Il avait partagé en décembre 2016, dans un forum d’entraide sur facebook, un post narrant une consultation avec un patient homosexuel, mais pas de type « fofolle avec des manières surjouées, plutôt un monsieur tout le monde », expliquait-il, s’inquiétant d’avoir frôlé « une erreur médicale » pour lui avoir diagnostiqué une fissure anale alors qu’il s’agissait d’un chancre syphilitique !
« Il y a des homos hommes qui ont des mimiques d’hommes, ceux-là je ne suppose rien, et des homos hommes qui ont des mimiques des femmes, ceux-là c’est écrit sur leur front… »
Une sorte de « mode d’emploi » donc pour sensibiliser ses confrères. Car le fait de ne pas avoir eu connaissance de l’orientation sexuelle du consultant, « et ce n’était pas marqué dans le dossier », l’aurait poussé à ne pas demander certains examens, pourtant de routine. D’où le message « pour poser la question de savoir s’il y avait d’autres cas ».
Des termes tout à fait « inacceptables », pour l’Ordre des médecins également qui, alerté par l’amicale des jeunes du refuge, a décidé en janvier dernier de poursuivre le généraliste, après l’avoir auditionné.
« Nous avons des règles, nous avons des lois que nous nous sommes prescrits pour respecter la dignité du patient et pour cela nous avons prêté serment. Dans ce cas précis, ce ne sont pas ses compétences médicales qui sont en cause mais sa vision qu’il a des patients, auxquels devons un plus que du mépris. Il faut que les praticiens sachent que l’on ne peut pas faire n’importe quoi », avait alors indiqué Jean-Pierre Mouraux, le président de l’ordre en Côte-d’Or.
Jugé ce 22 juin devant la chambre disciplinaire de première instance de Bourgogne pour propos homophobes, le médecin dijonnais a finalement été condamné à un mois d’interdiction d’exercice dont 15 jours avec sursis. Il devra par ailleurs s’acquitter de 1 000 euros au titre des frais de procédure.
Dans ses conclusions, relayées par le Quotidien, la chambre disciplinaire estime qu’un médecin doit exercer sa profession « dans le respect de la vie humaine, de la personne et de sa dignité », en usant de sa liberté d’expression « dans les limites et les conditions des règles de déontologie applicables aux médecins ». Or, les commentaires publiés par l’accusé sont « excessifs et constants » et son comportement de nature à « déconsidérer sa profession ».
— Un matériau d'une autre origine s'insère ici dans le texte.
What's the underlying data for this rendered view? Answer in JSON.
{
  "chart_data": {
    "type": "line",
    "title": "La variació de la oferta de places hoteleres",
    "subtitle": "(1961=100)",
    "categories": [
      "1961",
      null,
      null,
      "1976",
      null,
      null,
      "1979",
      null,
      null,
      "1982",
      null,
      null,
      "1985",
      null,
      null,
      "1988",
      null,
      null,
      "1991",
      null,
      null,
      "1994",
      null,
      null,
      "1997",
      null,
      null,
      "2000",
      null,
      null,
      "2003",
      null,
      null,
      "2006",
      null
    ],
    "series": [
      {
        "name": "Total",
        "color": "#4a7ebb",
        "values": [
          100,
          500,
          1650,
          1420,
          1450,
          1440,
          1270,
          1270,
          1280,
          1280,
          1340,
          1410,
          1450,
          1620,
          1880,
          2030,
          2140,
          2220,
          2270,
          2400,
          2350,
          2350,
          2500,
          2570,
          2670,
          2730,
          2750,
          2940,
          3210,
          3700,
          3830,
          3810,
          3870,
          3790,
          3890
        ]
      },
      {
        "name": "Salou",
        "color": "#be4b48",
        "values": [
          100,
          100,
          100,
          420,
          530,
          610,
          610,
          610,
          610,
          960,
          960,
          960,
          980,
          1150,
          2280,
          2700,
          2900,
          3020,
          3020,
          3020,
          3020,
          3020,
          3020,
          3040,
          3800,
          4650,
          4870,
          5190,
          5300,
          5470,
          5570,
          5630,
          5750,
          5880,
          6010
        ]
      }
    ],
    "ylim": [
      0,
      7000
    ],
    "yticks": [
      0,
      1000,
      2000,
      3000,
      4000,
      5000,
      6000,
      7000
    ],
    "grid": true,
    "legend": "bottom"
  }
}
Le condamné n’a pas assisté à l’audience, mais déplore, récidiviste, qu’une partie du dossier concerne des écrits de 2012, « tronqués et sortis de leur contexte », qu’il a tenu alors interne sur le site Remede.org. « Je n’étais pas soumis au code, car pas inscrit au tableau de l’Ordre, donc je ne peux pas être poursuivi pour ces propos ». Difficile toutefois de ne pas mentionner qu’il affirmait et considérait déjà « l’homosexualité comme une maladie et une déviance ».
Quant à ses commentaires sur Facebook, le médecin les trouve « ridicules » comparés à d’autres sur les réseaux sociaux. Il avait dès le début nié « toute mauvaise intention », regrettant que l’on « déforme le sens des mots pour chercher de l’homophobie partout ».
Pour l’Amicale des jeunes du Refuge, « cette décision est exemplaire. L’Ordre régional a agi en responsabilité, rappelant des règles essentielles que tout praticien devrait garder en mémoire. En interdisant au Docteur Jean-Roch Huet d’exercer sa profession, l’instance envoie un message fort et préventif : il n’y a pas d’impunité et l’homophobie n’est pas une opinion scientifique, mais un délit ! », ajoute Mehdi AIFA, président de l’association.
Le médecin a 30 jours pour faire appel, autrement sa sanction prendra effet dès le 1er septembre prochain.